Reserve managers are responsible for setting a reserve entities’ exchange rates and create spreads within them to earn some profits, which they share out with all contributors to the reserve entity. The network also rewards reserve entities for bringing liquidity.

Uniswap is a new protocol replicating Kyber Network’s approach with more efficient gas costs and a more accessible user interface.

Although reserve pools solve part of the liquidity problem and can grow fast if large pools join the network, they still do not create a fully liquid market.

As reserves need to submit prices to the contract on-chain, they cannot update to market movements more rapidly than the on-chain transaction speed, which can block perfect price discovery when many traders are on the network.

Liquid decentralized trade settlement

To preserve an open and discoverable market, the most promising solutions still maintain off-chain order books that match buyers and sellers.

One of the first decentralized exchanges was EtherDelta. The platform secures tokens in smart contracts and thereby decentralizes token storage and exchange. However, they still have a centralized order book and matching mechanism for traders are to provide the necessary transaction speed.

0x, one of the most respected projects in the crypto space today is an open protocol which aims to incorporate players like EtherDelta to allow a dynamic and more liquid market than any other solutions.

In the network, agents like EtherDelta are called relayers. They offer their own off-chain order books on top of the network and do the matching of buy and sell offers while all trades run on the baseline protocol’s smart contracts, which cryptographically secure both the order books and the trades.

How 0x relayers work

Relayers help with matching makers and takers of trades.

While the off-chain order book ensures speed of maker-to-taker matching that is impossible on-chain, the presence of a variety of relayers decentralizes the system and reduces central fallibility.

With relayers, makers and takers do not interact directly anymore.
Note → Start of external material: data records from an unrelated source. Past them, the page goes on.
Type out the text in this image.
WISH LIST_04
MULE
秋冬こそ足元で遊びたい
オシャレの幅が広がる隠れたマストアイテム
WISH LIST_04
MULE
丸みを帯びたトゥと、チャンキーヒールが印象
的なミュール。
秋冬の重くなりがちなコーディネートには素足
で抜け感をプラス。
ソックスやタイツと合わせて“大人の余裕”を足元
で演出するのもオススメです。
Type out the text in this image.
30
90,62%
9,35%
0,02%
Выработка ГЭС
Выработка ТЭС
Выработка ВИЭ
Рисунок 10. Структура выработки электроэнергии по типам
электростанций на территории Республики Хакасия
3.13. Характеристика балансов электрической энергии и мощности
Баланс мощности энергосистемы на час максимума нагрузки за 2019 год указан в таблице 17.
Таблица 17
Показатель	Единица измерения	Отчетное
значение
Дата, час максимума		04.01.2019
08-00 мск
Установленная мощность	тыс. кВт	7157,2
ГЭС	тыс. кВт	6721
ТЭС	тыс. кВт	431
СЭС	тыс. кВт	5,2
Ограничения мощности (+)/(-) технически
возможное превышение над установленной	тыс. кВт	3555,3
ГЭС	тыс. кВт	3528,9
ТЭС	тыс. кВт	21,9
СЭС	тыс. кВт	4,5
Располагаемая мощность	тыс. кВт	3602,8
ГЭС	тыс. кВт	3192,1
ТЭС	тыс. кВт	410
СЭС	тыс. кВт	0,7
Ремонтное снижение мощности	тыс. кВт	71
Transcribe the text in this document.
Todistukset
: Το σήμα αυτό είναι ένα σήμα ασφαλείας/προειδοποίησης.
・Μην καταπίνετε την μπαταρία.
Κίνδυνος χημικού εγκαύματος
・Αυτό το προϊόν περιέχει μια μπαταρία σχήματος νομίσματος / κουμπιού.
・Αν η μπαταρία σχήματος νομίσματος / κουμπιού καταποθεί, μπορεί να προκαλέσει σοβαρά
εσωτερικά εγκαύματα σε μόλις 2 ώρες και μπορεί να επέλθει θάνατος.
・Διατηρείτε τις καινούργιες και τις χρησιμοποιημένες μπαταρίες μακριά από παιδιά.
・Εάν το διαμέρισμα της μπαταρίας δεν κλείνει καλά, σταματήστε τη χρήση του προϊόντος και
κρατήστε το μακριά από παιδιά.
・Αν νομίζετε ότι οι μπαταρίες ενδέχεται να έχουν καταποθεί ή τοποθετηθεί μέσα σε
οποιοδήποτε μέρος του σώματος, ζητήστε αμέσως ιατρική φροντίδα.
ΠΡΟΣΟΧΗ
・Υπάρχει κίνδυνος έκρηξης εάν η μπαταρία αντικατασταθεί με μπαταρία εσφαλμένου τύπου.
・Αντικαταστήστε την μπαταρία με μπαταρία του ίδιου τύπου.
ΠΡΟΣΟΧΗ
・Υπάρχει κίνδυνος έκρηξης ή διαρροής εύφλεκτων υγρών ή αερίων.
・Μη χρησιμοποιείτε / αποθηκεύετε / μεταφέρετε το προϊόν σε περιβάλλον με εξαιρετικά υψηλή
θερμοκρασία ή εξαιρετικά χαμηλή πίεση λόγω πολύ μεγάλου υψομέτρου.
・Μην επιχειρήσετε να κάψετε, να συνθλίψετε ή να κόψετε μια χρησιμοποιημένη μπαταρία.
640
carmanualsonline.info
Instead, (1) relayers show their transaction fees, and (2) makers can choose between relayers to make a bid for buying or selling a token, selecting whatever price they are ready to pay. The choice makers have between different relayers creates an incentive for low fees.

The maker sends an order to the relayer containing their address and the bid (3), and the relayer posts this on their order book (4). Just like the makers, the takers browse different relayers’ networks and search for orders they want to take (5).

If they are happy with an order, the taker sends their address, the fee and the exchange funds to the Ethereum smart contract, and the contract automatically executes the transaction, as well as the fee payments (6).

In the world of decentralized finance, 0x is the equivalent of what would be a stock exchange like NASDAQ for traditional finance: an open-source marketplace where brokers facilitate trades can between individuals.

Relayers take the place of brokers, and secure and global smart-contract based transactions improve on the restricted and centralized trade settlement practices of today.

Liquidity

The biggest remaining problem for these ideas and protocols has so far been liquidity. Even though they are promising, their open and market-based design means that they cannot take initial capital and create money markets immediately like centralized exchanges, but rely on user growth for success.

The year 2018 has finally seen increased adoption of some of the most prominent decentralized exchanges. Kyber, 0x, and Bancor combined broke the 100,000 monthly trades barrier this past November, and their growth is picking up the pace.

Bringing decentralization mainstream

Although they are still much smaller than their centralized counterparts, hacks and the arbitrariness of centralized access points should convince more people to use them and thus bring liquidity and positive network effects that make their use even smoother.

Decentralized exchanges are the entry point and central marketplace of DeFi and their robust structure can power a better adoption of open, smart contract-based finance.

The creators behind these protocols are true believers in open access to trade settlement, and their ideas finally enable a truly decentralized exchange of assets. It’s time for the public to jump on board.